Brent Ozar: It’s really awesome. I even like it just for regular locks, not even deadlocks because, half of the time, there’s some deadlocking involved, it’s just not big and it gives you a place to go start. Since Kehayias is really hard to spell, I’ve got it up on the screen there as well. He’s got several posts about it. The Simple Talk one is fantastic.

Richie Rump: You’re IEing again.

Brent Ozar: I am. I’ve got to put Chrome on this thing. It’s so terrible. It’s so bad.

Erik Darling: You got to use IE no matter what because it’s the browser you don’t use. There’s no history in it. There’s no bookmarks. It’s like the only public-facing safe browser you can do is that and you can only Bing things. Otherwise, no, avoid chrome in public.

Tara Kizer: I have a little bit of a funny story, since we don’t have a whole lot of questions in the queue anyway. So in February, I was trying to get a permit to a very popular place and we went to the website a couple of minutes before 7AM when it was supposed to go live. And in Chrome, refresh, control F5, and it would not pull up the reserve button. So you know what, I’d probably a caching issue, even though I’d tried all the tricks. So I pulled up Edge, you know, Microsoft Edge was on this computer and sure enough, it worked over there so I was able to complete my permit and get this extremely hard permit because I hadn’t gone to the website yet in Edge. A lot of people encountered it and it would work from their phone but not their desktop.

Brent Ozar: See, I would have thought have using my phone before I would have thought of using Edge.

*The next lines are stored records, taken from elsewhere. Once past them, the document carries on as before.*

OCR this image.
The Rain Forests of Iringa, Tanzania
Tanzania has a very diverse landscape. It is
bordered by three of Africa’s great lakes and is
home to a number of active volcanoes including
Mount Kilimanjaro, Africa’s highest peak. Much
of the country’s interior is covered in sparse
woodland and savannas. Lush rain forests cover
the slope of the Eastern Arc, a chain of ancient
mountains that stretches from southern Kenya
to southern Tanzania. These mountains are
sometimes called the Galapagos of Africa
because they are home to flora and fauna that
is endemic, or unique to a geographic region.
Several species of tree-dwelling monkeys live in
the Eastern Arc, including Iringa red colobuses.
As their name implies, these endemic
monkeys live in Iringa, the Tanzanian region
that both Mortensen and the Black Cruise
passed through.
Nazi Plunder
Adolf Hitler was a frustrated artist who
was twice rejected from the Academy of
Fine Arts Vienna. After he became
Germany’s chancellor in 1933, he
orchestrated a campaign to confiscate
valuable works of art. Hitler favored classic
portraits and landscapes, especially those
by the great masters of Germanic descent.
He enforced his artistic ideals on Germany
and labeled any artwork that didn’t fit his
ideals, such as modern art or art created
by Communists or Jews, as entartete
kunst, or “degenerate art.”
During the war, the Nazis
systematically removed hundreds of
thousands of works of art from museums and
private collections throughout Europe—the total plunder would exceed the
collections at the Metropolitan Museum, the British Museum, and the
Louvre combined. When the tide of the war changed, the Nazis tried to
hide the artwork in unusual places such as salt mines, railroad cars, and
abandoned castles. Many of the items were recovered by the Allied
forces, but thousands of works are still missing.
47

Tara Kizer: I was panicking too.

Erik Darling: That happens to me a lot with Microsoft sites. Like, I’ll open them in chrome and it will say like error, connection refused or like connection broken, and then I open it in Edge and it comes right up. I’m like, okay come on, guys.

Tara Kizer: See, I don’t even think about it for that; I just don’t get to go to that page today, I guess.

Brent Ozar: I get it with Books Online and Tacknet stuff all the time; you have to log in to see this. Screw you.

Tara Kizer: Wow, I’ve never encountered that, huh.

 

I added TempDB files, and my latency went down…

Brent Ozar: Let’s see, Adrian says – he has a follow up on last week’s slow tempdb latency. He had an eight virtual core server. It had eight data files; nine seconds latency on each tempdb data file. Now that he only has one tempdb data file, the latency is only 12 milliseconds; no more sad trombone. I have a hunch that it’s not related to the number of files. I have a hunch that something else is going on. It’s possible, I just think…

Erik Darling: It seems like the opposite of the way things usually go.

Brent Ozar: It’s possible. It is possible. There’s so many…

Tara Kizer: [crosstalk] they had to restart SQL Server, so if I wonder if something else happened there.

Brent Ozar: yeah, that’s what I’m thinking too, like patching or just a parameter sniffing issue.

 

My company wants to migrate from SQL Server to CosmosDB…

Brent Ozar: Phil says, “My company wants to migrate SQL Server up to…” What the…

Erik Darling: No.

Brent Ozar: God bless you, Phil, this is a good question. “My company wants to migrate some SQL Server databases to Azure Cosmos DB in order to go faster. They use the XML data type, so they see it as a silver bullet. Are there any metrics you know of to evaluate RDBMS to DocumentDB’s suitability?

Erik Darling: How is Richie still standing?

Tara Kizer: Just shaking his head.

Richie Rump: I mean, if you’re using XML as a document and you’re storing it in a relational database, you’re missing the point, right. So you need to shred all that out and put that into a relational manner. You’re using a relational database as a document data store. So you’re going to get bad performance from that even though you can get XML indexes and all the other crazy stuff on top of it. You’re going to get better performance from a document database when you’re using documents. That’s just kind of the way it is. Now, if there’s any metrics or anything I know; no. You’ve just got to put a test set and say here’s one and here’s the other and then go for it, but then the document database is always going to be faster for documents.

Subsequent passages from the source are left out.